A “stress test” of 90 banks run by the EBA this summer was criticized for not being tough enough. It required core capital of 5 percent to be held, but did not apply severe losses on holdings of Greek and other sovereign debt. The current test is expected to mark peripheral euro zone debt to market prices.

Using a 7 percent pass mark, previous stress test data, and current market prices for sovereign bonds, some 48 banks would fail the test and need to raise a total of 99 billion euros, according to Reuters Breakingviews data. Only eight banks had failed the test in July.

Greek banks would be hardest hit and National Bank of Greece (NBGr.AT), Eurobank EFGr.AT and the other four top lenders could need over 30 billion euros under the tougher scenario.

Based on the end-2010 data, used in the most recent stress tests, other banks that would need capital include Royal Bank of Scotland (RBS.L), Commerzbank (CBKG.DE), Societe Generale (SOGN.PA), Deutsche Bank (DBKGn.DE) and Unicredit (CRDI.MI).

Some of that data changed significantly in the first half of the year, however, and some banks have complained that methodology in the past test was flawed and should be changed.

Deutsche Bank, for example, has cut its sovereign holdings and been profitable, and will be above the higher pass mark, a senior source close to the bank said. Similarly, RBS said in July that including a big de-risking of its loan book would have lifted its “stressed” capital ratio over 7 percent.

It remains unclear whether capital that qualifies as core Tier One will be defined according to rules known as Basel III, or whether a more lenient earlier version, known as Basel II, will be applied, the sources said.

The EBA said it had asked for updated data on capital and sovereign exposures, but refused to provide further details.

“A higher level of capital will reduce the probability of default of the banks and their funding costs,” EBA Chairman Andrea Enria told the European Parliament on Tuesday.

Euro zone leaders have stepped up plans to bolster bank capital as part of a wider rescue package, which was given greater impetus by this week’s rescue of Belgian-French lender Dexia (DEXI.BR), which comfortably passed the July health check.

Risks from the sovereign debt crisis are increasing rapidly and have put Europe’s banks in the danger zone, Jean-Claude Trichet, the head of Europe’s central bank and its watchdog on financial stability, said on Tuesday.

“Over the past three weeks, the situation has continued to be very demanding.
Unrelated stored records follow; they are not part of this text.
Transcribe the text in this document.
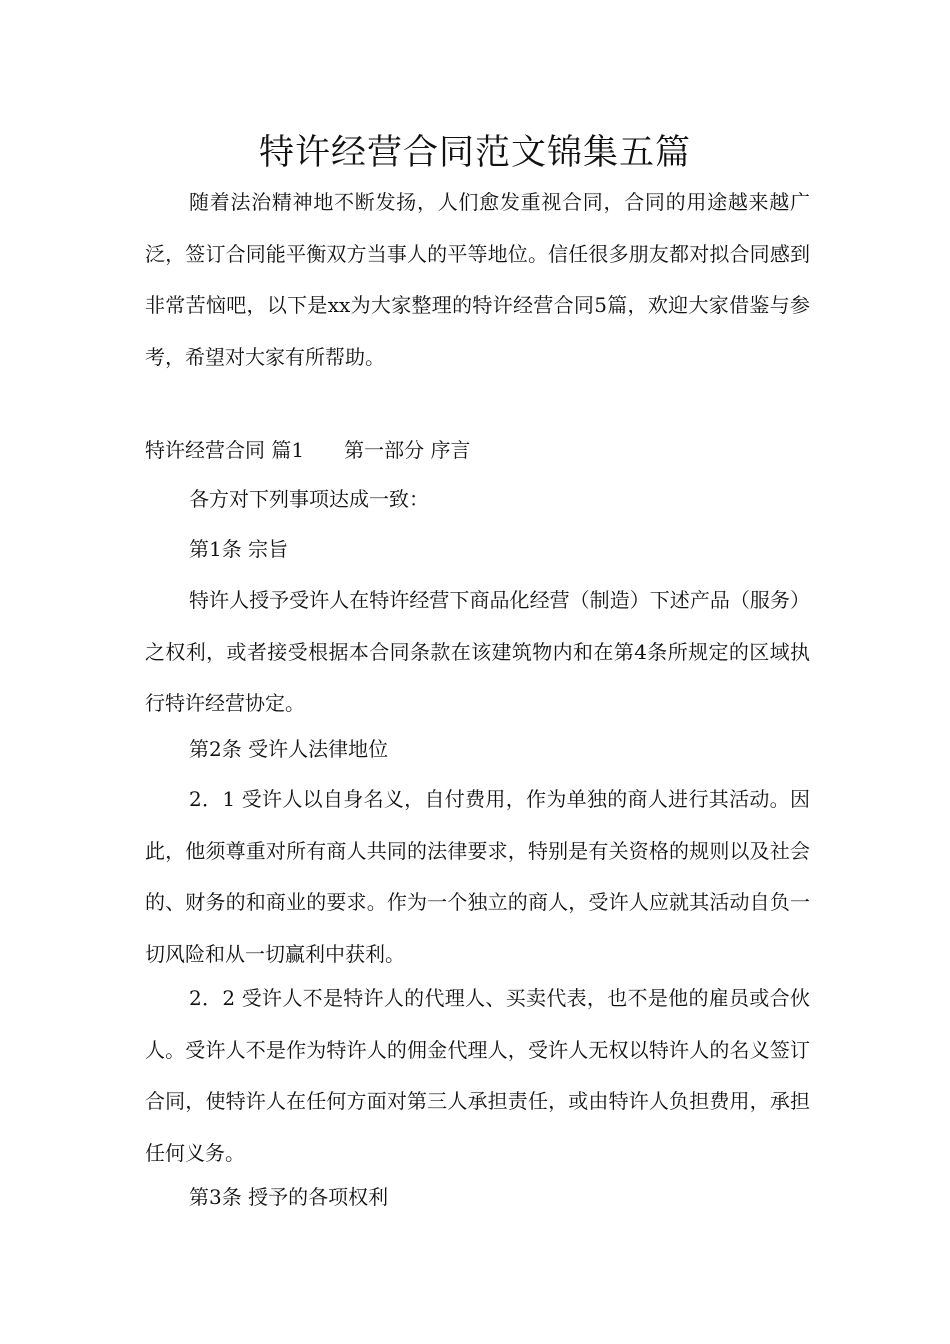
特许经营合同范文锦集五篇

随着法治精神地不断发扬，人们愈发重视合同，合同的用途越来越广泛，签订合同能平衡双方当事人的平等地位。信任很多朋友都对拟合同感到非常苦恼吧，以下是xx为大家整理的特许经营合同5篇，欢迎大家借鉴与参考，希望对大家有所帮助。

特许经营合同 篇1 第一部分 序言

各方对下列事项达成一致：

第1条 宗旨

特许人授予受许人在特许经营下商品化经营（制造）下述产品（服务）之权利，或者接受根据本合同条款在该建筑物内和在第4条所规定的区域执行特许经营协定。

第2条 受许人法律地位

2．1 受许人以自身名义，自付费用，作为单独的商人进行其活动。因此，他须尊重对所有商人共同的法律要求，特别是有关资格的规则以及社会的、财务的和商业的要求。作为一个独立的商人，受许人应就其活动自负一切风险和从一切赢利中获利。

2．2 受许人不是特许人的代理人、买卖代表，也不是他的雇员或合伙人。受许人不是作为特许人的佣金代理人，受许人无权以特许人的名义签订合同，使特许人在任何方面对第三人承担责任，或由特许人负担费用，承担任何义务。

第3条 授予的各项权利
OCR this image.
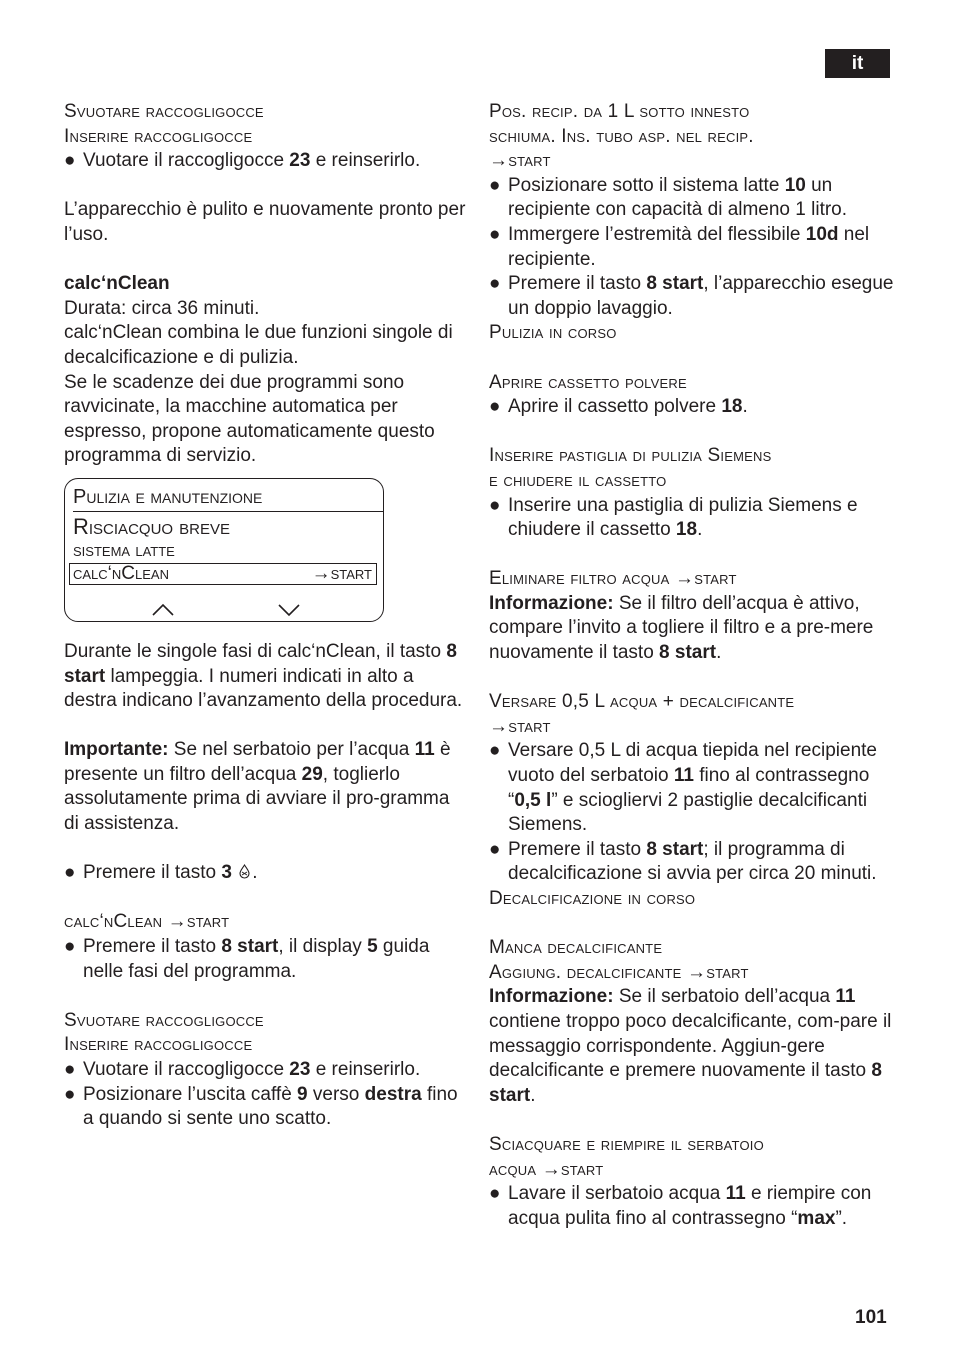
it

Svuotare raccogligocce

Inserire raccogligocce

● Vuotare il raccogligocce 23 e reinserirlo.

L’apparecchio è pulito e nuovamente pronto per l’uso.

calc‘nClean

Durata: circa 36 minuti.

calc‘nClean combina le due funzioni singole di decalcificazione e di pulizia.

Se le scadenze dei due programmi sono ravvicinate, la macchine automatica per espresso, propone automaticamente questo programma di servizio.

Pulizia e manutenzione
Risciacquo breve
sistema latte
calc‘nClean	→start

Durante le singole fasi di calc‘nClean, il tasto 8 start lampeggia. I numeri indicati in alto a destra indicano l’avanzamento della procedura.

Importante: Se nel serbatoio per l’acqua 11 è presente un filtro dell’acqua 29, toglierlo assolutamente prima di avviare il pro-gramma di assistenza.

● Premere il tasto 3 .

calc‘nClean →start

● Premere il tasto 8 start, il display 5 guida nelle fasi del programma.

Svuotare raccogligocce

Inserire raccogligocce

● Vuotare il raccogligocce 23 e reinserirlo.

● Posizionare l’uscita caffè 9 verso destra fino a quando si sente uno scatto.

Pos. recip. da 1 L sotto innesto

schiuma. Ins. tubo asp. nel recip.

→start

● Posizionare sotto il sistema latte 10 un recipiente con capacità di almeno 1 litro.

● Immergere l’estremità del flessibile 10d nel recipiente.

● Premere il tasto 8 start, l’apparecchio esegue un doppio lavaggio.

Pulizia in corso

Aprire cassetto polvere

● Aprire il cassetto polvere 18.

Inserire pastiglia di pulizia Siemens

e chiudere il cassetto

● Inserire una pastiglia di pulizia Siemens e chiudere il cassetto 18.

Eliminare filtro acqua →start

Informazione: Se il filtro dell’acqua è attivo, compare l’invito a togliere il filtro e a pre-mere nuovamente il tasto 8 start.

Versare 0,5 L acqua + decalcificante

→start

● Versare 0,5 L di acqua tiepida nel recipiente vuoto del serbatoio 11 fino al contrassegno “0,5 l” e sciogliervi 2 pastiglie decalcificanti Siemens.

● Premere il tasto 8 start; il programma di decalcificazione si avvia per circa 20 minuti.

Decalcificazione in corso

Manca decalcificante

Aggiung. decalcificante →start

Informazione: Se il serbatoio dell’acqua 11 contiene troppo poco decalcificante, com-pare il messaggio corrispondente. Aggiun-gere decalcificante e premere nuovamente il tasto 8 start.

Sciacquare e riempire il serbatoio

acqua →start

● Lavare il serbatoio acqua 11 e riempire con acqua pulita fino al contrassegno “max”.

101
The crisis is systemic and must be tackled decisively,” Trichet said. [ID:nL5E7LB1OZ]

The concerns have prompted leaders to ask the EBA to carry out its swift revised “stress test” so it can better assess potential trouble spots.

Trichet called for a clear decision on recapitalizing banks, saying there was no time to lose. The IMF has estimated eurozone banks could need 200 billion euros, and analysts reckon a comprehensive plan could require even more.

The leaders of Germany and France on Sunday promised a plan soon to recapitalize Europe’s banks, but gave no details.

There remain disagreements on how a rescue effort would be funded, however.

Berlin wants private sector investors to be called on first and believes national governments should then step in if needed, leaving the euro zone’s 440 billion euro European Financial Stability Facility rescue fund for use as a last resort.

Paris wants an earlier use of the EFSF fund.